The Thai economic outlook is experiencing positive shifts, with notable projections for export growth and discussions surrounding policy interest rates.
The Export-Import Bank of Thailand (Exim Bank) anticipates exports to grow by 3% this year and the next, marking the first occasion in six years where export growth reaches this level. According to Rak Vorrakitpokatorn, president of Exim Bank, the Thai economy is expected to thrive on recovering domestic demand fueled by government spending, investment, and sustained international demand from tourism and exports.
This expected growth is strongly backed by continuous global economic expansion, as the International Monetary Fund (IMF) forecasts global economic growth at 3.2% for both 2024 and 2025. Meanwhile, overall global trade is set to rise by 3.4%, surpassing the 10-year average of about 2.8%. Noteworthy markets include India, as well as the CLMV countries (Cambodia, Laos, Myanmar, and Vietnam), the Asean-5 nations, and the Middle East, with respective predicted growth rates of 6.5%, 5.3%, 4.5%, and 3.8%.
Popular exports include electronics, agricultural products, and lifestyle goods such as cosmetics and pet food. Yet, challenges loom on the geopolitical horizon, particularly conflicts affecting the Middle East, which may influence fluctuations in freight rates, oil prices, and possibly ignite tension reminiscent of previous trade wars.
Mr. Rak emphasizes Exim Bank's dedication as a specialized financial institution working closely with Thai entrepreneurs aiming for international trade and investment growth. The bank is prioritizing exports and investments within sectors where Thailand holds strong potential, aligning with global consumer demands. These sectors include food security items like canned tuna and processed chicken, eco-friendly products such as bioplastics and solar panels, and products promoting happiness or unique experiences, like pet food and wellness tourism offerings. He highlights air-conditioners and transformers as products likely to sustain growth through U.S. policy shifts potentially driving import taxes on competing markets.
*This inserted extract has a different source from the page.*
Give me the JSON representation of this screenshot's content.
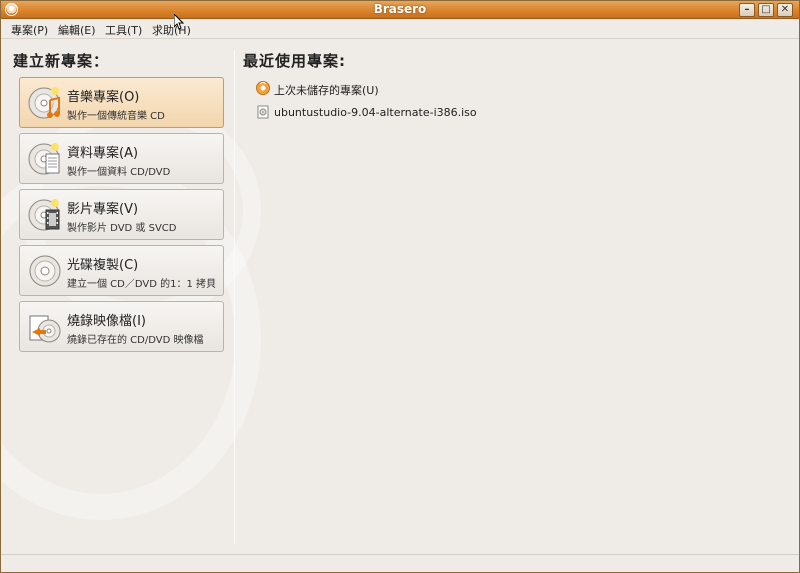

On another front, Finance Minister Pichai Chunhavachira has called for reducing the policy interest rate to stimulate Thai inflation. During the Monetary Policy Committee (MPC) meeting, he expressed the ministry’s desire for the MPC to announce another rate cut to escalate the low inflation levels currently affecting the economy.
Pichai acknowledges the MPC's autonomous decision-making authority and notes the Finance Ministry's continuous provision of relevant economic data aimed at fostering productive discussions with the Bank of Thailand. He revealed plans for the inflation management framework to be presented for cabinet consideration and subsequent announcement for 2025.
The minister also confirmed preparations for the second phase of the 10,000-baht cash handout for individuals aged 60 and above, set to roll out during the forthcoming Chinese New Year. Local research institutes predict the central bank will maintain the policy rate at 2.25% during its upcoming meeting to allow time to assess previous rate adjustments and the impacts of government stimulus measures.
Kasikorn Research Center (K-Research) foresees the MPC might opt for additional cuts beginning February 2025, motivated by apprehensions stemming from potential increases to U.S. tariffs and stiffening competition from Chinese imports.
Turning to corporate moves, Bangchak Corporation has made strides by investing significantly, acquiring 65% of Thai Kali Co., the operator of a potash mine located near Nakhon Ratchasima. This acquisition aligns with Bangchak's strategic business diversification plan toward upstream industries.
Wannasiri Trongtrakulwong, executive vice-president, indicated this investment forms part of Bangchak’s broader aim to reinforce its standing across various fields, contributing to its aspirations to be influential within the energy sector and sustainably operate diverse businesses, including renewable energy production.
Meanwhile, the share prices of companies within the Charoen Pokphand (CP) Group reflected investor skepticism. CP Axtra Plc (CPAXT) witnessed significant declines after the company announced its impending 8 billion baht investment to explore real estate ventures, particularly through its joint venture Happitat. The stock fell over 15% following the announcement and raises questions about the attractiveness of recent investments amid the broader economic climate.
Saowaluck Thithapant, CPAXT's chief wholesales business officer, defended the investment strategy by stating, "This investment would be beneficial to CPAXT," which signifies the importance CP places on ventures supporting its mixed-use real estate development growth.
Despite some negative market reactions, the CP Group still managed to secure substantial government contracts and remains adaptable to changing economic conditions. Overall, the Thai economy, bolstered by diverse sectors and extensive initiatives, shows resilience and holds promise as it navigates 2024 and beyond.
With these developments, key sectors across Thailand are under close scrutiny to secure paths toward recovery, sustainability, and continued growth.